Middle school students compete in robotics
Local sixth graders came together at Martin Middle School Thursday to compete in the school’s first hosted robotics competition.
J.E. Terry Elementary School, Valley Grande Elementary School and Brantley Elementary School all competed in the competition.
“In the first part of the year, we take part in the Selma’s BEST Robotics at Wallace, then we qualified for Auburn, but in the second half of the year we don’t have as much to do so the kids wanted to try to stick with the robotics part,” said Martin’s robotics teacher Gaylen Denson. “So we wanted to put on a little competition ourselves with our three feeder elementary schools.”
The seventh graders came up with the design, point system and more, and the eighth graders ran the show acting as officials.
“Seeing the elementary students while competing with each other really makes my heart happy,” said Martin eighth grader Abby Wright. “Eventually once they get here, then they’ll want to take on the role that I learned to enjoy.”
Wright served various roles within robotics and was the lead programmer for the robot.
After high school, Wright plans to attend Auburn University and major in aerospace engineering and said robotics in middle school has helped her a lot.
“I enjoy seeing the different things we can create and capabilities of doing them and how we can improve,” Wright said. “I just want to say thank you to Mr. Denson, our robotics teacher, for encouraging me to do my best in everything I do and thank you for pulling me into robotics.”

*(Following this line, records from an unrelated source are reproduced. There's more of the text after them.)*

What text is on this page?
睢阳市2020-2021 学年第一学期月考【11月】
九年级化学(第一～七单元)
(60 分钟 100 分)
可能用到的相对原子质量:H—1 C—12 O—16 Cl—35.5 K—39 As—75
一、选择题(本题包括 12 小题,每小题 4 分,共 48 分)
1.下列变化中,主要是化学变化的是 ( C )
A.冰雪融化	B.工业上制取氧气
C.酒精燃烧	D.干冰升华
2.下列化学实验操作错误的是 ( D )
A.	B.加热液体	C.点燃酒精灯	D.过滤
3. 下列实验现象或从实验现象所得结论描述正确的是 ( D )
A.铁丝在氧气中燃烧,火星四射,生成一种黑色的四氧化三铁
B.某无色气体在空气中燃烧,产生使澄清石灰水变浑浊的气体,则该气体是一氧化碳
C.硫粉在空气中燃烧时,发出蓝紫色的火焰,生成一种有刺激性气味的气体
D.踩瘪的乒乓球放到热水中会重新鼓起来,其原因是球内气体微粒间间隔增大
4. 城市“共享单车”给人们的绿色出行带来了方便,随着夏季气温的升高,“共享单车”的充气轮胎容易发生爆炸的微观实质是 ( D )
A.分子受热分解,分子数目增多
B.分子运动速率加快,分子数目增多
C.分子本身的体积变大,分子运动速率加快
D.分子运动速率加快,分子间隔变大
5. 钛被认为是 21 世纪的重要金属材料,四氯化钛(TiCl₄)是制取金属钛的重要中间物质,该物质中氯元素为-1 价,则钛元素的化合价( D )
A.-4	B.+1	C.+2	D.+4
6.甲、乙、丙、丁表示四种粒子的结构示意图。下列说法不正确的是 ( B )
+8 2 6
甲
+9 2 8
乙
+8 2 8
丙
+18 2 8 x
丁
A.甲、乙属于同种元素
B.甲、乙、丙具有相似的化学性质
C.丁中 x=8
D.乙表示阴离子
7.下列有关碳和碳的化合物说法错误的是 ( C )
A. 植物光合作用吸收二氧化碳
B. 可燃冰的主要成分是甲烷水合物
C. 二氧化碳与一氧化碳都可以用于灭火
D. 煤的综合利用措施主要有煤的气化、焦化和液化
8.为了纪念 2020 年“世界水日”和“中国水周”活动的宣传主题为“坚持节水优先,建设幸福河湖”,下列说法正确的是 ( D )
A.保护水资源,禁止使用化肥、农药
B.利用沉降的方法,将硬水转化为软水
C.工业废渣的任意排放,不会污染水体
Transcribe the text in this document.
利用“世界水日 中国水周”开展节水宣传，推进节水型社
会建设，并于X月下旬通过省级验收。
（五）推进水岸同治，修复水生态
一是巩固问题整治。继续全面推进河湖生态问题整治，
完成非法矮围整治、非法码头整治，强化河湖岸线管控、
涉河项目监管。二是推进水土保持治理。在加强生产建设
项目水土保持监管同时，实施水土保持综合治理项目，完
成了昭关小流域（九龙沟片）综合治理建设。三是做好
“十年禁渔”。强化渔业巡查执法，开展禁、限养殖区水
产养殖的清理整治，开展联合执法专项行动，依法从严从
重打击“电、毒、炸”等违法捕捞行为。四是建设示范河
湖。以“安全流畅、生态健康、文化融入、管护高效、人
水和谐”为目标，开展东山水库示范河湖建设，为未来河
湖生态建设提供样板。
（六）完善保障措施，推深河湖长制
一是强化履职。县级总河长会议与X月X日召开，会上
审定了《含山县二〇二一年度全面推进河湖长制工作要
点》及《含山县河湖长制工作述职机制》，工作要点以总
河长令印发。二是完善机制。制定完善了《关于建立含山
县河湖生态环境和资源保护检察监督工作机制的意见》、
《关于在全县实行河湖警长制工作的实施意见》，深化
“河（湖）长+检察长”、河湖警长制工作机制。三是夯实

Asa Lace, a J.E. Terry sixth grader and a driver for their team said he just simply enjoys robotics.
“I like robotics and I like working with my hands,” Lace said. “It’s just fun.”
Lace said his favorite part about robotics is driving the robot.
“I looked at it and thought it looked fun and I tried it out,” Lace said.
Denson said having the competition for the elementary students is a great way to introduce them to it, and to continue the science, technology, engineering and mathematics learning.
“Through the problem solving and the math and the science, it all relates back to the STEM fields, so since school is almost out and testing is over, there’s not as much going on in the schools, so this is a way that has kept a lot of excitement toward learning in the four schools,” Denson said.
“It’s a good way for them to go ahead and see what the competition is all about and what it takes for the to be part of it, and it gives us a good opportunity to see the good quality of kids that are coming.”